GEAR-VLA: Learning Geometry-Aware Action Representations for Generalizable Robotic Manipulation
Pith reviewed 2026-06-27 18:27 UTC · model grok-4.3
The pith
GEAR-VLA learns unified geometry-aware action representations through coarse-to-fine learning, 3D alignment, and embodiment canonicalization to generalize across unseen objects and robot bodies.
A machine-rendered reading of the paper's core claim, the machinery that carries it, and where it could break.
Core claim
GEAR-VLA shows that a unified geometry-aware action representation arises when coarse-to-fine action learning equips the VLM with embodied reasoning before latent tokens link semantics to a gradient-decoupled DiT continuous expert, when semantic-aligned 3D integration trains a 3D backbone while freezing the original VLM visual pathway, and when embodiment canonicalization uses embodiment-aware states together with embodiment-invariant actions; these elements together produce representations that achieve state-of-the-art results on LIBERO, zero-shot LIBERO-Plus, and RoboTwin 2.0, plus 85.9 percent success on AgileX, 81.0 percent on the unseen LDT-01 embodiment, and 90.1 percent on a 6,360-tri
What carries the argument
The GEAR-VLA framework, which combines coarse-to-fine action learning, semantic-aligned 3D integration, and embodiment canonicalization to produce unified geometry-aware action representations.
If this is right
- The same representation transfers to zero-shot evaluation on LIBERO-Plus without further training.
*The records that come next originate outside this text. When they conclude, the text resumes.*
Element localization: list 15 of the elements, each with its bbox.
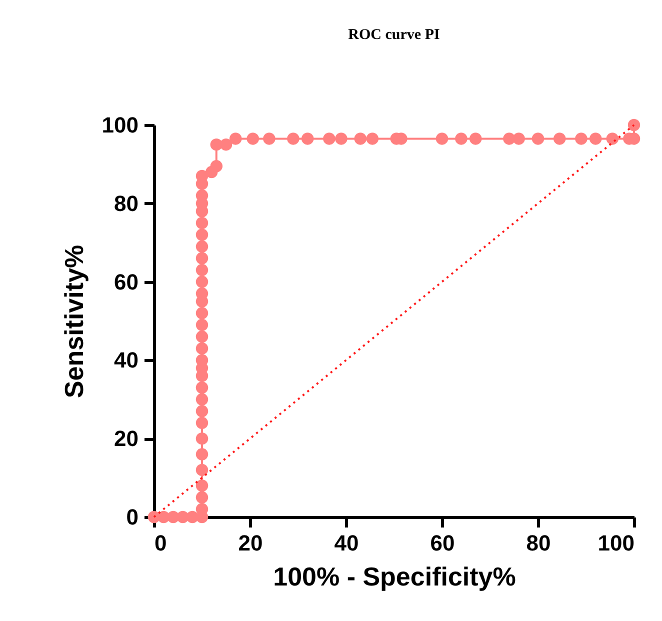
y-axis-title: Sensitivity% bbox=[58, 244, 89, 398]
y-tick-label: 80 bbox=[114, 190, 138, 216]
y-tick-label: 100 bbox=[102, 112, 138, 138]
x-tick-label: 80 bbox=[526, 530, 551, 556]
y-tick-label: 40 bbox=[114, 348, 138, 373]
x-tick-label: 100 bbox=[598, 530, 634, 556]
y-tick-label: 60 bbox=[114, 269, 138, 294]
x-tick-label: 0 bbox=[154, 530, 167, 556]
x-tick-label: 20 bbox=[238, 530, 263, 556]
x-tick-label: 40 bbox=[334, 530, 359, 556]
x-axis-title: 100% - Specificity% bbox=[273, 562, 516, 592]
chart-title: ROC curve PI bbox=[348, 27, 440, 43]
y-tick-label: 0 bbox=[126, 504, 138, 530]
x-tick-label: 60 bbox=[430, 530, 455, 556]
y-tick-label: 20 bbox=[114, 426, 138, 452]
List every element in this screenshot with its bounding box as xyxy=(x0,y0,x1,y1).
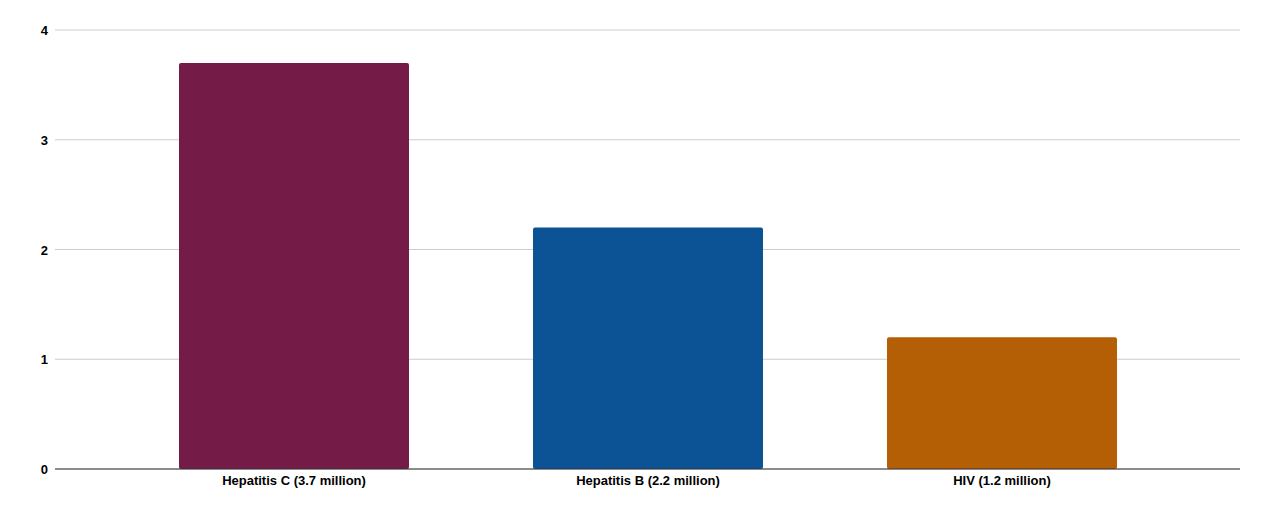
y-tick-label: 4 xyxy=(41,23,49,38)
x-tick-label: Hepatitis C (3.7 million) xyxy=(222,473,366,488)
y-tick-label: 3 xyxy=(41,133,48,148)
bars xyxy=(179,63,1117,469)
x-axis-line xyxy=(55,469,1240,470)
grid-line xyxy=(55,30,1240,31)
y-tick-label: 2 xyxy=(41,243,48,258)
bar xyxy=(179,63,409,469)
y-tick-label: 0 xyxy=(41,462,48,477)
grid-line xyxy=(55,469,1240,470)
chart-svg: 0 1 2 3 4 Hepatitis C (3.7 million) Hepatitis … xyxy=(0,0,1264,509)
x-tick-label: HIV (1.2 million) xyxy=(953,473,1051,488)
bar xyxy=(887,337,1117,469)
chart-container: 0 1 2 3 4 Hepatitis C (3.7 million) Hepatitis … xyxy=(0,0,1264,509)
y-tick-label: 1 xyxy=(41,352,48,367)
bar xyxy=(533,228,763,469)
x-tick-label: Hepatitis B (2.2 million) xyxy=(576,473,720,488)
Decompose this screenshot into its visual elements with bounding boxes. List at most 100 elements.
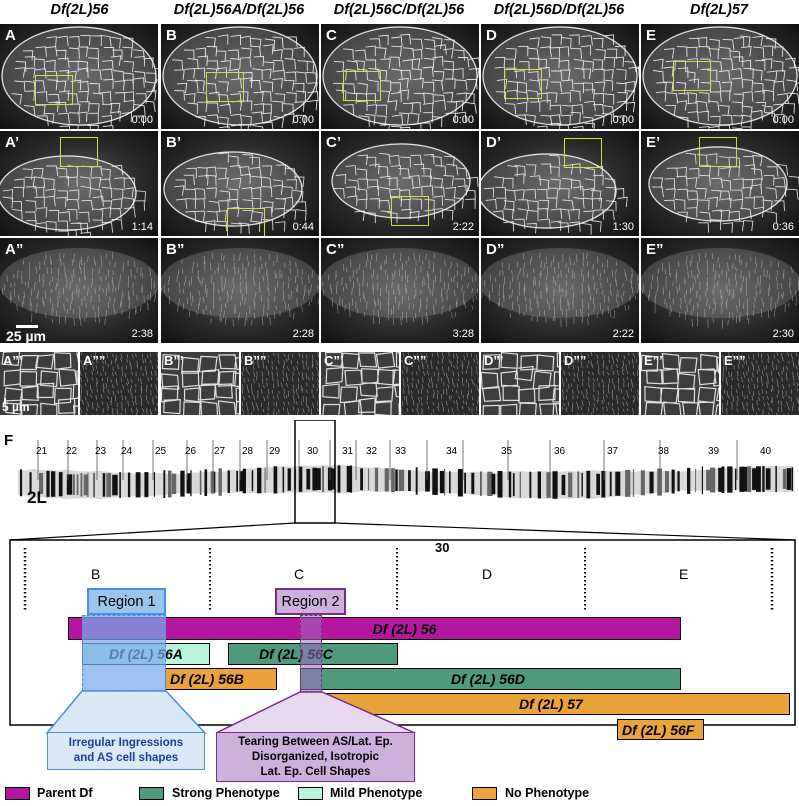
band-number: 22 [66,446,78,457]
df-56-bar: Df (2L) 56 [68,617,681,640]
zoom-panel: D”’ [481,352,559,415]
micrograph-panel: C 0:00 [321,24,479,129]
zoom-cell-pattern [641,353,719,415]
df-56f-label: Df (2L) 56F [622,721,695,738]
legend-label-none: No Phenotype [505,786,590,800]
zoom-panel-label: A”’ [3,353,23,368]
chromosome-band [186,473,191,494]
chromosome-band [298,466,303,492]
chromosome-band [444,469,446,496]
panel-timestamp: 0:00 [612,114,634,126]
chromosome-band [350,465,352,493]
chromosome-band [491,473,496,495]
zoom-cell-pattern [401,352,479,415]
chromosome-band [640,470,645,496]
column-title-df57: Df(2L)57 [689,2,748,18]
panel-timestamp: 1:30 [612,221,634,233]
chromosome-band [739,466,745,492]
df-57-label: Df (2L) 57 [519,696,583,712]
zoom-panel: B”’ [161,352,239,415]
panel-label: D’ [486,134,501,151]
chromosome-band [791,467,793,491]
panel-timestamp: 0:00 [131,114,153,126]
micrograph-panel: E’ 0:36 [641,131,799,236]
cell-network [648,146,799,233]
micrograph-panel: A 0:00 [0,24,158,129]
chromosome-band [190,470,192,497]
chromosome-band [273,466,278,494]
micrograph-panel: C” 3:28 [321,238,479,343]
chromosome-band [58,472,63,497]
zoom-panel: B”” [241,352,319,415]
chromosome-band [665,471,669,493]
band-number: 28 [242,446,254,457]
chromosome-band [586,470,591,499]
chromosome-band [786,468,792,490]
roi-box [673,61,711,91]
chromosome-band [93,472,95,498]
panel-timestamp: 0:00 [292,114,314,126]
zoom-cell-pattern [1,352,78,415]
chromosome-band [337,465,341,493]
chromosome-band [218,468,222,496]
zoom-panel-label: B”” [244,353,267,368]
chromosome-band [677,471,680,492]
zoom-cell-pattern [80,352,158,415]
panel-timestamp: 1:14 [131,221,153,233]
panel-timestamp: 0:00 [772,114,794,126]
band-30-highlight [294,420,336,524]
band-number: 39 [708,446,720,457]
chromosome-band [239,471,244,492]
column-title-df56: Df(2L)56 [50,2,109,18]
band-number: 34 [446,446,458,457]
roi-box [227,208,265,236]
zoom-panel-label: E”’ [644,353,663,368]
zoom-panel: A”’ [0,352,78,415]
df-56b-bar: Df (2L) 56B [165,668,277,690]
panel-timestamp: 2:38 [131,328,153,340]
subdivision-c: C [294,566,305,582]
band-number: 30 [307,446,319,457]
cell-network [163,151,307,234]
zoom-panel: D”” [561,352,639,415]
cell-network [481,248,639,328]
panel-label-f: F [4,432,14,449]
panel-label: A [5,27,16,44]
chromosome-band [519,472,521,498]
chromosome-band [552,471,558,499]
band-number: 33 [395,446,407,457]
zoom-cell-pattern [161,354,239,415]
chromosome-band [706,469,711,491]
cell-network [641,248,799,329]
chromosome-band [546,472,551,498]
legend-label-mild: Mild Phenotype [330,786,423,800]
band-number: 32 [366,446,378,457]
band-number: 31 [342,446,354,457]
chromosome-band [762,466,765,493]
band-number: 23 [95,446,107,457]
column-title-df56d: Df(2L)56D/Df(2L)56 [493,2,625,18]
chromosome-band [106,473,112,497]
chromosome-band [601,470,606,498]
chromosome-band [512,473,515,497]
chromosome-band [153,472,155,497]
band-number: 27 [214,446,226,457]
micrograph-panel: B 0:00 [161,24,319,129]
chromosome-band [687,467,691,494]
chromosome-band [457,469,463,497]
chromosome-band [322,466,324,492]
legend-swatch-strong [139,787,164,800]
chromosome-band [649,471,654,494]
chromosome-band [432,468,438,495]
chromosome-band [671,469,675,494]
chromosome-band [204,469,208,496]
chromosome-band [144,472,149,498]
subdivision-d: D [482,566,493,582]
legend-swatch-parent [5,787,30,800]
band-number: 24 [121,446,133,457]
band-number: 35 [501,446,513,457]
panel-timestamp: 2:30 [772,328,794,340]
chromosome-band [561,474,566,495]
chromosome-band [395,469,398,491]
zoom-line-left [9,522,296,541]
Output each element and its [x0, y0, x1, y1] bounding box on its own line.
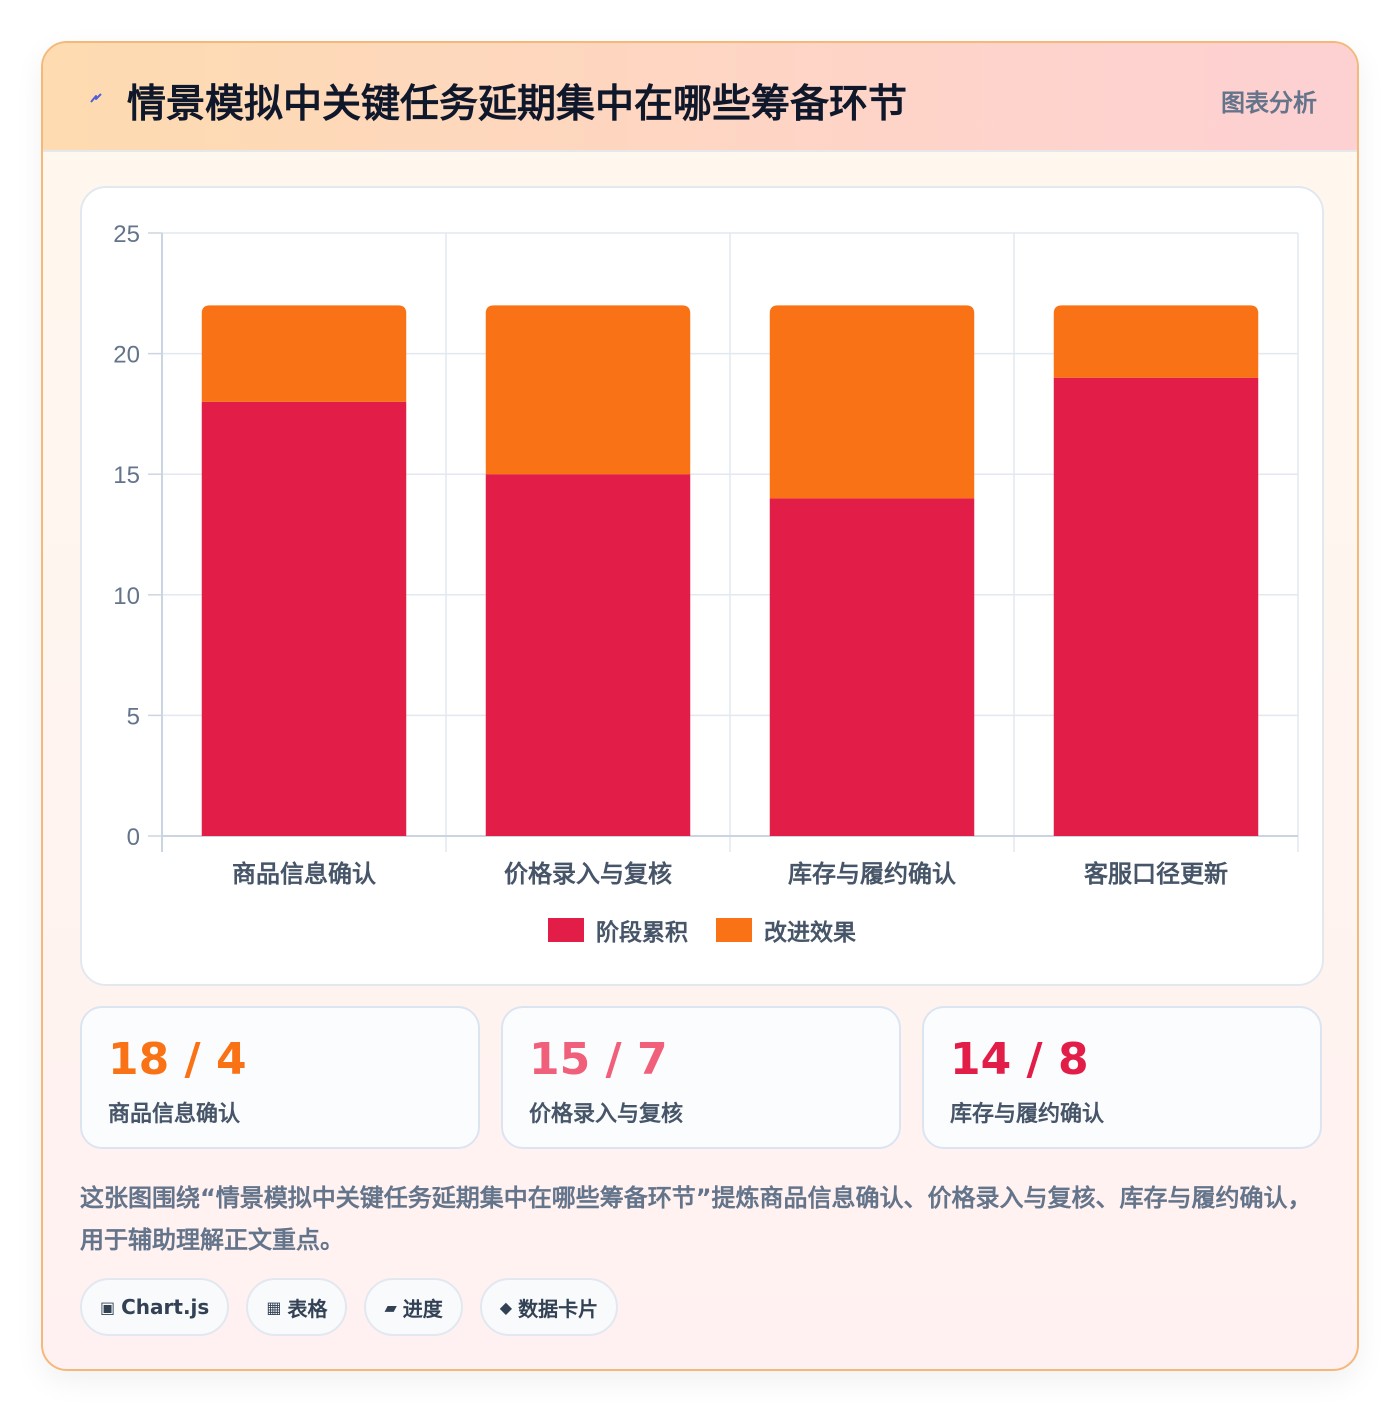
stat-card-1: 18 / 4 商品信息确认	[80, 1006, 480, 1149]
y-tick-label: 0	[127, 824, 140, 851]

- Real-world success reaches 85.9 percent on AgileX and 81.0 percent on a previously unseen robot embodiment.
- A single model attains 90.1 percent success across 212 novel objects in a large-scale grasping test.
- Simulation benchmarks such as LIBERO and RoboTwin 2.0 reach state-of-the-art levels under the new representation.
Where Pith is reading between the lines
- The separation of invariant actions from embodiment-specific states may allow pooling of demonstration data across heterogeneous robot fleets more efficiently than current approaches.
- Freezing the original VLM visual pathway while training only the 3D backbone suggests a route to add spatial awareness to existing large models without full retraining.
- If the geometry-aware tokens remain effective, the same coarse-to-fine structure could extend to manipulation tasks that require contact-rich or deformable-object handling.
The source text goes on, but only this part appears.